Kettlebells: The martial artists strength tool of choice
Pistol Power: Mastering the one legged squat

Steve Cotter's website: http://www.fullkontact.com


----------



## LexusGS (Jun 2, 2006)

damn, that was some innovative shit right there!


----------



## shiznit2169 (Jun 2, 2006)

Very interesting stuff .. he has the physique, strength, and flexibility that i want so badly.
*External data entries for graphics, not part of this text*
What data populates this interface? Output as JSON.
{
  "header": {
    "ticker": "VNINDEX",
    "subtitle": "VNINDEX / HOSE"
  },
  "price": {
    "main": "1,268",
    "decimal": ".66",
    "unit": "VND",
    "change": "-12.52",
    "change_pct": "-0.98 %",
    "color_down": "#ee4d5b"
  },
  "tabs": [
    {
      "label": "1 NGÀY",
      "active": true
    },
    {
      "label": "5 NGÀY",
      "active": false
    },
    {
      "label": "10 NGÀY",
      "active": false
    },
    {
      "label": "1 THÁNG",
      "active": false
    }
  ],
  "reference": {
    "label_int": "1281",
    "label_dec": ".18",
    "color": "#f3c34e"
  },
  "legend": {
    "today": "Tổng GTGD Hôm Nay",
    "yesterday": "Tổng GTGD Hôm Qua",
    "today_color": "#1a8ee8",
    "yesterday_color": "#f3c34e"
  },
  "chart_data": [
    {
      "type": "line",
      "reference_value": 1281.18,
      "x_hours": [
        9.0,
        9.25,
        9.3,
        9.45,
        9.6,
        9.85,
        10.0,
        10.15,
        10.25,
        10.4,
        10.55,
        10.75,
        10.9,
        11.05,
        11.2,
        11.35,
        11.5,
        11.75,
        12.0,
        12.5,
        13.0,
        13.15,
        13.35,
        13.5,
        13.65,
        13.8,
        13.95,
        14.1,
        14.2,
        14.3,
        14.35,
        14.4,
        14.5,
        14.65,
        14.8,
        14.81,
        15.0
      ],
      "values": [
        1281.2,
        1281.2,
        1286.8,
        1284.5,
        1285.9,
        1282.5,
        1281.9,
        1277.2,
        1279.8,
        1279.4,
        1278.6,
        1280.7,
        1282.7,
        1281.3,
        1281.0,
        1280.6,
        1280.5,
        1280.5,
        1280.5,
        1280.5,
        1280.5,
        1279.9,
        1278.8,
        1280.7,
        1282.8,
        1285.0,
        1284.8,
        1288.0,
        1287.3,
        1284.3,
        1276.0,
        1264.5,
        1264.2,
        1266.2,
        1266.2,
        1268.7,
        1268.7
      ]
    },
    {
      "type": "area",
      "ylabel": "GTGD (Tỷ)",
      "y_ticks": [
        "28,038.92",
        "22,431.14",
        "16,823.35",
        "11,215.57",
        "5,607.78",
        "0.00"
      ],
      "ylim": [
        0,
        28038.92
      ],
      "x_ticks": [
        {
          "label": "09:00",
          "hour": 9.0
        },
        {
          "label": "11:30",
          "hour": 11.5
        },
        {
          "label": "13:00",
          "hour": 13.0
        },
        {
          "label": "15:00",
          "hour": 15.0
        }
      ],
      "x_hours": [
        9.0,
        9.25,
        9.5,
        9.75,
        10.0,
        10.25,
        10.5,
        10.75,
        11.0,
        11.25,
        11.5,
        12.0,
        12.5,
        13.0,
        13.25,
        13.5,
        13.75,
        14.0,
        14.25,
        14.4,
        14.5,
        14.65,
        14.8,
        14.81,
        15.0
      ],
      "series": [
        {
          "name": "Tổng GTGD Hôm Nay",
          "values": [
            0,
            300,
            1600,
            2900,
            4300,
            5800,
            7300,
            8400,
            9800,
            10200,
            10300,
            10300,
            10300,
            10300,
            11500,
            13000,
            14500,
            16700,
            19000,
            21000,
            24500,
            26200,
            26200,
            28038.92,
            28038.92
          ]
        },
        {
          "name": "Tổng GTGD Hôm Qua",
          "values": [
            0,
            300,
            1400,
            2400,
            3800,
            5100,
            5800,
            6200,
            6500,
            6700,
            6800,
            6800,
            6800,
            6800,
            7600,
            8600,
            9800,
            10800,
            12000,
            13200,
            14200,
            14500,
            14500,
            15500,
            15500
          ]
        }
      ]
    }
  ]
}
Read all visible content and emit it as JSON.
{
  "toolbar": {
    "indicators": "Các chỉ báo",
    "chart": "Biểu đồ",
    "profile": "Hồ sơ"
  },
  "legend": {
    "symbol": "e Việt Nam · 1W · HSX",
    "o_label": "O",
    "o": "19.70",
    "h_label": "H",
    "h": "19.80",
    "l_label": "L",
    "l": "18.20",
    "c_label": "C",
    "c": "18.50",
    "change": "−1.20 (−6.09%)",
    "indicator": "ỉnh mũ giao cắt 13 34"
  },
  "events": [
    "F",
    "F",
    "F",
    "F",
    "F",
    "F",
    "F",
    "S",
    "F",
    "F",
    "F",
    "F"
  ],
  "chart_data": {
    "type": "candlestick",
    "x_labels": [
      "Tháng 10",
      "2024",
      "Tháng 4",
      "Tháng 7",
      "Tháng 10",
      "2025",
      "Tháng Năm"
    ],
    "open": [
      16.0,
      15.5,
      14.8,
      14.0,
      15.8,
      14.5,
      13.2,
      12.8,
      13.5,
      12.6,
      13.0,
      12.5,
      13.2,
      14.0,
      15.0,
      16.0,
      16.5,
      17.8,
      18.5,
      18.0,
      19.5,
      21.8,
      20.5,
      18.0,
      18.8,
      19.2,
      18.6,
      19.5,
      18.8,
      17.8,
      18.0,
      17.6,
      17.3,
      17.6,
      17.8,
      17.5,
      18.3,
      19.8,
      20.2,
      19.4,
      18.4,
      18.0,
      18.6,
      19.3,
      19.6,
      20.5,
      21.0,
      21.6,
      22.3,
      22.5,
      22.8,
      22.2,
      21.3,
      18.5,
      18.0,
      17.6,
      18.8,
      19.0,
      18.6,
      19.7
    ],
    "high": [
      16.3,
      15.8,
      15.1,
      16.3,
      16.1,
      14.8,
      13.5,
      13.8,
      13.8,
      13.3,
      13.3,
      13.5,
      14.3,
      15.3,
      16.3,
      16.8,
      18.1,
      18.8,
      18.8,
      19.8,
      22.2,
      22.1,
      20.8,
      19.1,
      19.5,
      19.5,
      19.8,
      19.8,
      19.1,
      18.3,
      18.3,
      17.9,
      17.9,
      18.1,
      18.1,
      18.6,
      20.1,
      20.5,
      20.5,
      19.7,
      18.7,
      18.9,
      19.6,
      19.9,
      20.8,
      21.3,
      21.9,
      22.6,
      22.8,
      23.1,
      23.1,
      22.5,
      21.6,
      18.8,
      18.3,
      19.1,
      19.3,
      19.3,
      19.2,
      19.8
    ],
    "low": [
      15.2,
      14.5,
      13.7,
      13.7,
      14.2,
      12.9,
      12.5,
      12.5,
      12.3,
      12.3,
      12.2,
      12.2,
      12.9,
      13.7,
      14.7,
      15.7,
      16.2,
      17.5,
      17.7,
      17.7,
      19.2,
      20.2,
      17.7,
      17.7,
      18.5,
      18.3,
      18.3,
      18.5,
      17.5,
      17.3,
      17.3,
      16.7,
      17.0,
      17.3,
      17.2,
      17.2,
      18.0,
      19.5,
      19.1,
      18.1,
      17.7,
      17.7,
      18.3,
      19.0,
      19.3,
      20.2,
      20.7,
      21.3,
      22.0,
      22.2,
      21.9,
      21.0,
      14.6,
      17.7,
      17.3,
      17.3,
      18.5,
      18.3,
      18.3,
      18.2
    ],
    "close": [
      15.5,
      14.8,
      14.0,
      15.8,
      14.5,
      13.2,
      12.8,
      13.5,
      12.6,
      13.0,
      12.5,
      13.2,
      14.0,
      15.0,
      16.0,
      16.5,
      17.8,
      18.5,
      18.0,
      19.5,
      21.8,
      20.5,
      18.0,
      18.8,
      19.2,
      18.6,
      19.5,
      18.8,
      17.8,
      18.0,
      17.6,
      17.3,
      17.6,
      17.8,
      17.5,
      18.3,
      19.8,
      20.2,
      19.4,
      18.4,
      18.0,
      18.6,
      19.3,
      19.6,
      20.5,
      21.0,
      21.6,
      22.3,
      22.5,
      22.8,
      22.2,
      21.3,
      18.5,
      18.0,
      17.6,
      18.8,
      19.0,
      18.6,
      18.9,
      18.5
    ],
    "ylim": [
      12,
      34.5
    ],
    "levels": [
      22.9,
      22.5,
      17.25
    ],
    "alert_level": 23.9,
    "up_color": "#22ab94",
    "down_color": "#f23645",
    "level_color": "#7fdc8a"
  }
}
I wish i had some kettleballs in my home.


----------



## fufu (Jun 2, 2006)

That's cooooooool.


----------



## Amped Nutrition (Jun 3, 2006)

Yeah, those are some great Kettlebell exercises...I have done some kettlebell training and the exercises are very demanding and are a great workout. 
This form of training can definitely add a lot of variety to your program as well as improving performance.

TM
www.AmpedNutrition.com


----------



## fUnc17 (Jun 3, 2006)

Amped Nutrition said:
			
		

> Yeah, those are some great Kettlebell exercises...I have done some kettlebell training and the exercises are very demanding and are a great workout.
> This form of training can definitely add a lot of variety to your program as well as improving performance.
> 
> TM
> www.AmpedNutrition.com



Indeed


----------



## BigDyl (Jun 3, 2006)

I want some kettlebells.  How much are they?


----------



## CowPimp (Jun 3, 2006)

Pretty cool stuff.  I need to look more into some of those kettlebell exercises.  I think they would go great in my conditioning workouts.  We have a good set of kettlebells where I work; I need to take advantage more.


----------